L’intimità di coppia e l’intimità con il Signore possono e devono illuminarsi a vicenda. L’intimità dei coniugi, che piano piano assume l’alterità – smontando gli ideali, le aspettative, i pregiudizi e anche le attese altrui – per confrontarsi con il reale, abbracciando quotidianamente l’altro pur mantenendolo altro, in cammino nella storia personale e dell’umanità, assume pertanto una triplice ministerialità ecclesiale. Il primo compito è quello di smontare la falsa religiosità, ovvero tutte quelle forme che appiattiscono Dio su una nostra immagine precostruita (Dio a immagine e somiglianza nostra), semplicistica e troppo umana. Gli stessi discepoli non furono esenti da questa fatica: loro per primi dovettero rielaborare le loro aspettative sul Messia. Dio deve tornare ad essere Altro, non la mia idea su di lui. Il secondo compito è quello di promuovere una nuova cultura che sappia assumere la complessità del reale in tutte le sue sfaccettature, dove l’altro non sia il diverso (di-vergo, allontano) ma il com-pagno (colui con cui magio il pane, una convivialità appunto).

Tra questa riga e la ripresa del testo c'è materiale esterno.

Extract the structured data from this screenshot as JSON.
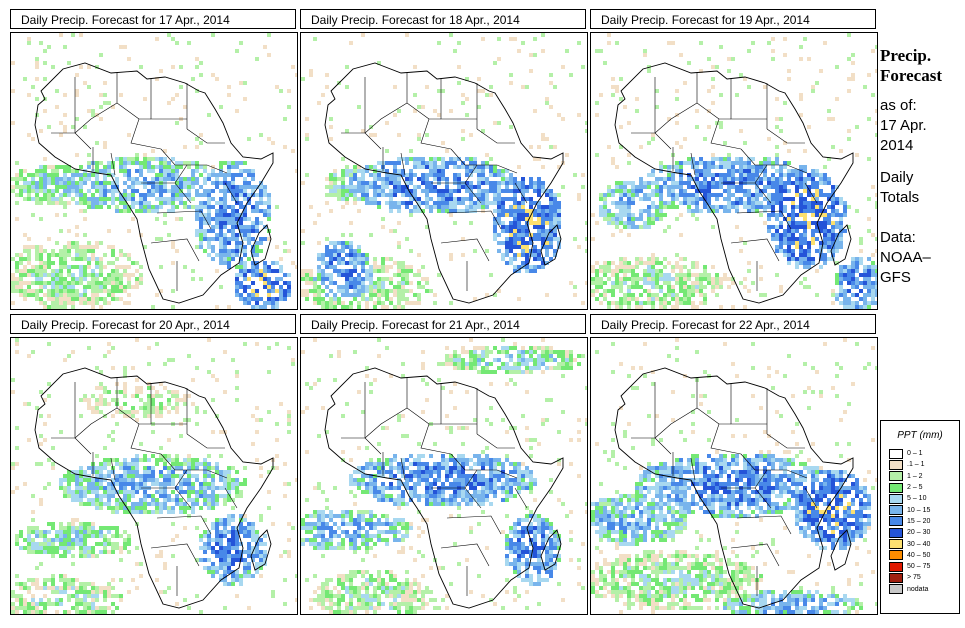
{
  "panels": [
    {
      "title": "Daily Precip. Forecast for  17 Apr., 2014"
    },
    {
      "title": "Daily Precip. Forecast for  18 Apr., 2014"
    },
    {
      "title": "Daily Precip. Forecast for  19 Apr., 2014"
    },
    {
      "title": "Daily Precip. Forecast for  20 Apr., 2014"
    },
    {
      "title": "Daily Precip. Forecast for  21 Apr., 2014"
    },
    {
      "title": "Daily Precip. Forecast for  22 Apr., 2014"
    }
  ],
  "sidebar": {
    "heading_line1": "Precip.",
    "heading_line2": "Forecast",
    "asof_line1": "as of:",
    "asof_line2": "17 Apr.",
    "asof_line3": "2014",
    "totals_line1": "Daily",
    "totals_line2": "Totals",
    "source_line1": "Data:",
    "source_line2": "NOAA–",
    "source_line3": "GFS"
  },
  "legend": {
    "title": "PPT (mm)",
    "items": [
      {
        "label": "0 – 1",
        "color": "#ffffff"
      },
      {
        "label": ".1 – 1",
        "color": "#f2dfc6"
      },
      {
        "label": "1 – 2",
        "color": "#b4f0a8"
      },
      {
        "label": "2 – 5",
        "color": "#74e874"
      },
      {
        "label": "5 – 10",
        "color": "#a8d8f0"
      },
      {
        "label": "10 – 15",
        "color": "#78b4ec"
      },
      {
        "label": "15 – 20",
        "color": "#4888e8"
      },
      {
        "label": "20 – 30",
        "color": "#2454d8"
      },
      {
        "label": "30 – 40",
        "color": "#fce070"
      },
      {
        "label": "40 – 50",
        "color": "#fc8c00"
      },
      {
        "label": "50 – 75",
        "color": "#e01800"
      },
      {
        "label": "> 75",
        "color": "#a02010"
      },
      {
        "label": "nodata",
        "color": "#c8c8c8"
      }
    ]
  }
}
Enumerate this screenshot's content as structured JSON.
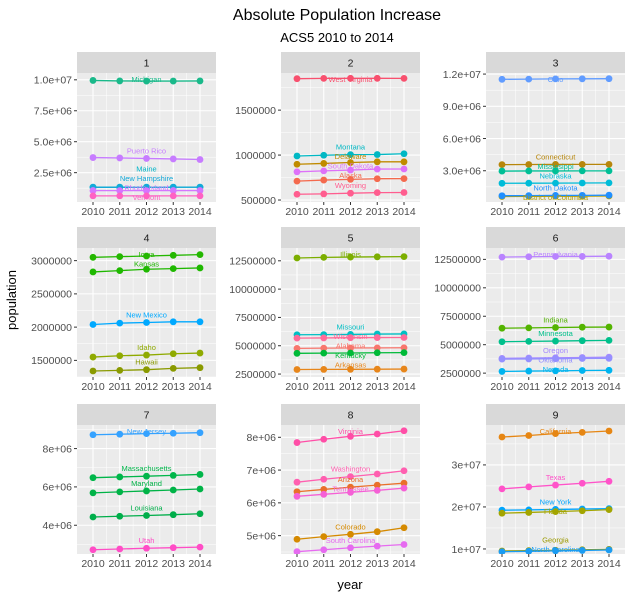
{
  "chart_data": {
    "type": "line",
    "title": "Absolute Population Increase",
    "subtitle": "ACS5 2010 to 2014",
    "xlabel": "year",
    "ylabel": "population",
    "x": [
      2010,
      2011,
      2012,
      2013,
      2014
    ],
    "x_tick_labels": [
      "2010",
      "2011",
      "2012",
      "2013",
      "2014"
    ],
    "grid": true,
    "legend": "none",
    "colors": {
      "panel_bg": "#EBEBEB",
      "strip_bg": "#D9D9D9",
      "grid": "#FFFFFF"
    },
    "facets": [
      {
        "label": "1",
        "ylim": [
          130000,
          10550000
        ],
        "y_ticks": [
          2500000,
          5000000,
          7500000,
          10000000
        ],
        "y_tick_labels": [
          "2.5e+06",
          "5.0e+06",
          "7.5e+06",
          "1.0e+07"
        ],
        "series": [
          {
            "name": "Michigan",
            "color": "#1AB98A",
            "values": [
              9950000,
              9910000,
              9900000,
              9900000,
              9910000
            ]
          },
          {
            "name": "Puerto Rico",
            "color": "#C77CFF",
            "values": [
              3720000,
              3690000,
              3650000,
              3610000,
              3560000
            ]
          },
          {
            "name": "Maine",
            "color": "#00B6C9",
            "values": [
              1328000,
              1328000,
              1329000,
              1329000,
              1330000
            ]
          },
          {
            "name": "New Hampshire",
            "color": "#14A9D8",
            "values": [
              1316000,
              1316000,
              1319000,
              1320000,
              1322000
            ]
          },
          {
            "name": "Rhode Island",
            "color": "#D575FE",
            "values": [
              1052000,
              1051000,
              1051000,
              1052000,
              1054000
            ]
          },
          {
            "name": "Vermont",
            "color": "#FF61C3",
            "values": [
              625000,
              626000,
              626000,
              626000,
              626000
            ]
          }
        ]
      },
      {
        "label": "2",
        "ylim": [
          478000,
          1913000
        ],
        "y_ticks": [
          500000,
          1000000,
          1500000
        ],
        "y_tick_labels": [
          "500000",
          "1000000",
          "1500000"
        ],
        "series": [
          {
            "name": "West Virginia",
            "color": "#F8506E",
            "values": [
              1850000,
              1853000,
              1854000,
              1854000,
              1853000
            ]
          },
          {
            "name": "Montana",
            "color": "#00B8C4",
            "values": [
              990000,
              998000,
              1005000,
              1006000,
              1015000
            ]
          },
          {
            "name": "Delaware",
            "color": "#C08B00",
            "values": [
              898000,
              907000,
              917000,
              925000,
              925000
            ]
          },
          {
            "name": "South Dakota",
            "color": "#DE71F9",
            "values": [
              814000,
              824000,
              833000,
              844000,
              845000
            ]
          },
          {
            "name": "Alaska",
            "color": "#F46A4E",
            "values": [
              710000,
              722000,
              730000,
              737000,
              738000
            ]
          },
          {
            "name": "Wyoming",
            "color": "#FF5D8F",
            "values": [
              564000,
              568000,
              576000,
              582000,
              584000
            ]
          }
        ]
      },
      {
        "label": "3",
        "ylim": [
          90000,
          12100000
        ],
        "y_ticks": [
          3000000,
          6000000,
          9000000,
          12000000
        ],
        "y_tick_labels": [
          "3.0e+06",
          "6.0e+06",
          "9.0e+06",
          "1.2e+07"
        ],
        "series": [
          {
            "name": "Ohio",
            "color": "#619CFF",
            "values": [
              11510000,
              11530000,
              11550000,
              11560000,
              11570000
            ]
          },
          {
            "name": "Connecticut",
            "color": "#B7860B",
            "values": [
              3570000,
              3580000,
              3590000,
              3590000,
              3590000
            ]
          },
          {
            "name": "Mississippi",
            "color": "#00BF96",
            "values": [
              2970000,
              2980000,
              2980000,
              2990000,
              2990000
            ]
          },
          {
            "name": "Nebraska",
            "color": "#00BCD8",
            "values": [
              1830000,
              1840000,
              1850000,
              1860000,
              1870000
            ]
          },
          {
            "name": "District of Columbia",
            "color": "#B79F00",
            "values": [
              600000,
              612000,
              625000,
              640000,
              650000
            ]
          },
          {
            "name": "North Dakota",
            "color": "#1F8FFF",
            "values": [
              675000,
              685000,
              700000,
              710000,
              725000
            ]
          }
        ]
      },
      {
        "label": "4",
        "ylim": [
          1250000,
          3190000
        ],
        "y_ticks": [
          1500000,
          2000000,
          2500000,
          3000000
        ],
        "y_tick_labels": [
          "1500000",
          "2000000",
          "2500000",
          "3000000"
        ],
        "series": [
          {
            "name": "Iowa",
            "color": "#24B700",
            "values": [
              3050000,
              3060000,
              3070000,
              3080000,
              3090000
            ]
          },
          {
            "name": "Kansas",
            "color": "#1FB800",
            "values": [
              2830000,
              2850000,
              2870000,
              2880000,
              2890000
            ]
          },
          {
            "name": "New Mexico",
            "color": "#00A9FF",
            "values": [
              2040000,
              2060000,
              2070000,
              2080000,
              2080000
            ]
          },
          {
            "name": "Idaho",
            "color": "#8FAA00",
            "values": [
              1550000,
              1570000,
              1580000,
              1600000,
              1610000
            ]
          },
          {
            "name": "Hawaii",
            "color": "#8A9A00",
            "values": [
              1340000,
              1350000,
              1360000,
              1380000,
              1390000
            ]
          }
        ]
      },
      {
        "label": "5",
        "ylim": [
          2240000,
          13630000
        ],
        "y_ticks": [
          2500000,
          5000000,
          7500000,
          10000000,
          12500000
        ],
        "y_tick_labels": [
          "2500000",
          "5000000",
          "7500000",
          "10000000",
          "12500000"
        ],
        "series": [
          {
            "name": "Illinois",
            "color": "#7CAE00",
            "values": [
              12750000,
              12800000,
              12830000,
              12850000,
              12870000
            ]
          },
          {
            "name": "Missouri",
            "color": "#00BFC4",
            "values": [
              5970000,
              5980000,
              6000000,
              6030000,
              6040000
            ]
          },
          {
            "name": "Wisconsin",
            "color": "#FF6A98",
            "values": [
              5670000,
              5690000,
              5710000,
              5720000,
              5730000
            ]
          },
          {
            "name": "Alabama",
            "color": "#F8766D",
            "values": [
              4770000,
              4790000,
              4800000,
              4810000,
              4820000
            ]
          },
          {
            "name": "Kentucky",
            "color": "#00BA38",
            "values": [
              4330000,
              4350000,
              4360000,
              4380000,
              4390000
            ]
          },
          {
            "name": "Arkansas",
            "color": "#E7861B",
            "values": [
              2900000,
              2910000,
              2920000,
              2930000,
              2940000
            ]
          }
        ]
      },
      {
        "label": "6",
        "ylim": [
          2160000,
          13500000
        ],
        "y_ticks": [
          2500000,
          5000000,
          7500000,
          10000000,
          12500000
        ],
        "y_tick_labels": [
          "2500000",
          "5000000",
          "7500000",
          "10000000",
          "12500000"
        ],
        "series": [
          {
            "name": "Pennsylvania",
            "color": "#B983FF",
            "values": [
              12700000,
              12730000,
              12750000,
              12760000,
              12780000
            ]
          },
          {
            "name": "Indiana",
            "color": "#53B400",
            "values": [
              6450000,
              6480000,
              6510000,
              6540000,
              6550000
            ]
          },
          {
            "name": "Minnesota",
            "color": "#00C08B",
            "values": [
              5260000,
              5290000,
              5320000,
              5350000,
              5380000
            ]
          },
          {
            "name": "Oregon",
            "color": "#A58AFF",
            "values": [
              3800000,
              3830000,
              3850000,
              3870000,
              3900000
            ]
          },
          {
            "name": "Oklahoma",
            "color": "#9590FF",
            "values": [
              3730000,
              3750000,
              3770000,
              3790000,
              3800000
            ]
          },
          {
            "name": "Nevada",
            "color": "#00B4EF",
            "values": [
              2650000,
              2680000,
              2700000,
              2730000,
              2750000
            ]
          }
        ]
      },
      {
        "label": "7",
        "ylim": [
          2500000,
          9230000
        ],
        "y_ticks": [
          4000000,
          6000000,
          8000000
        ],
        "y_tick_labels": [
          "4e+06",
          "6e+06",
          "8e+06"
        ],
        "series": [
          {
            "name": "New Jersey",
            "color": "#35A2FF",
            "values": [
              8720000,
              8750000,
              8780000,
              8800000,
              8830000
            ]
          },
          {
            "name": "Massachusetts",
            "color": "#00B64A",
            "values": [
              6480000,
              6520000,
              6560000,
              6600000,
              6650000
            ]
          },
          {
            "name": "Maryland",
            "color": "#00B347",
            "values": [
              5690000,
              5740000,
              5790000,
              5840000,
              5890000
            ]
          },
          {
            "name": "Louisiana",
            "color": "#00AE4A",
            "values": [
              4430000,
              4470000,
              4510000,
              4550000,
              4600000
            ]
          },
          {
            "name": "Utah",
            "color": "#FF4DC6",
            "values": [
              2720000,
              2760000,
              2800000,
              2830000,
              2860000
            ]
          }
        ]
      },
      {
        "label": "8",
        "ylim": [
          4440000,
          8375000
        ],
        "y_ticks": [
          5000000,
          6000000,
          7000000,
          8000000
        ],
        "y_tick_labels": [
          "5e+06",
          "6e+06",
          "7e+06",
          "8e+06"
        ],
        "series": [
          {
            "name": "Virginia",
            "color": "#FF4EA7",
            "values": [
              7840000,
              7940000,
              8030000,
              8100000,
              8200000
            ]
          },
          {
            "name": "Washington",
            "color": "#FF5FB0",
            "values": [
              6630000,
              6720000,
              6800000,
              6880000,
              6980000
            ]
          },
          {
            "name": "Arizona",
            "color": "#E9702A",
            "values": [
              6340000,
              6410000,
              6480000,
              6540000,
              6600000
            ]
          },
          {
            "name": "Tennessee",
            "color": "#F560D6",
            "values": [
              6200000,
              6260000,
              6320000,
              6380000,
              6450000
            ]
          },
          {
            "name": "Colorado",
            "color": "#D58A00",
            "values": [
              4890000,
              4970000,
              5040000,
              5120000,
              5240000
            ]
          },
          {
            "name": "South Carolina",
            "color": "#E66BF0",
            "values": [
              4510000,
              4570000,
              4630000,
              4680000,
              4730000
            ]
          }
        ]
      },
      {
        "label": "9",
        "ylim": [
          8800000,
          39500000
        ],
        "y_ticks": [
          10000000,
          20000000,
          30000000
        ],
        "y_tick_labels": [
          "1e+07",
          "2e+07",
          "3e+07"
        ],
        "series": [
          {
            "name": "California",
            "color": "#E68613",
            "values": [
              36640000,
              37000000,
              37450000,
              37750000,
              38070000
            ]
          },
          {
            "name": "Texas",
            "color": "#FF53C9",
            "values": [
              24300000,
              24780000,
              25210000,
              25640000,
              26100000
            ]
          },
          {
            "name": "New York",
            "color": "#00A5FF",
            "values": [
              19230000,
              19300000,
              19400000,
              19490000,
              19590000
            ]
          },
          {
            "name": "Florida",
            "color": "#A3A500",
            "values": [
              18510000,
              18690000,
              18880000,
              19090000,
              19360000
            ]
          },
          {
            "name": "Georgia",
            "color": "#9C9A00",
            "values": [
              9510000,
              9600000,
              9700000,
              9800000,
              9900000
            ]
          },
          {
            "name": "North Carolina",
            "color": "#1B9CF2",
            "values": [
              9340000,
              9440000,
              9540000,
              9650000,
              9750000
            ]
          }
        ]
      }
    ]
  }
}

Il terzo e ultimo passaggio è quello di promuovere una nuova spiritualità, che sia pro-fana (davanti al tempio), fuori dallo spazio sacro, legata al quotidiano, perché capace di cercare e trovare Dio in ogni alterità. Vi sono quattro forme di intimità tradita che appaiono operanti nel nostro contesto culturale. Esse non solo minano la coppia, ma generano anche un’errata comprensione della Rivelazione. Ai partecipanti alla “XXV Settimana” è stato chiesto di lavorare proprio su queste quattro forme menomate di intimità, per comprendere come si rivelino nocive per la fede, la testimonianza e la ministerialità; i gruppi di lavoro hanno esibito una notevole vivacità, generando scambi intensi. Esse sono: l’intimità sbandierata (estimità) o spettacolarizzata e il suo contrario, l’intimità ripiegata: nessuna delle due sa mantenere la tensione tra pubblico e privato e si rivelano inconsistenti sul piano della testimonianza; l’intimità conglobante, in cui uno dei due monopolizza la relazione rendendola vana, noncoppia; l’intimità standardizzata che non tiene conto delle caratteristiche personali della coppia e mima forme altrui di intimità.
Non potendo riportare l’intero dibattito, si lascia la medesima domanda anche ai lettori: in che modo queste quattro forme di intimità tradita minano la comprensione della Rivelazione, la nostra fede, la nostra testimonianza? Squarcio luminoso e ombra incombente, l’intimità è come un elastico che ci riporta a casa, per ritrovarci e ripartire, per non avere paura di un mondo sempre più complesso (e complicato) ma per viverci pienamente da figli amati.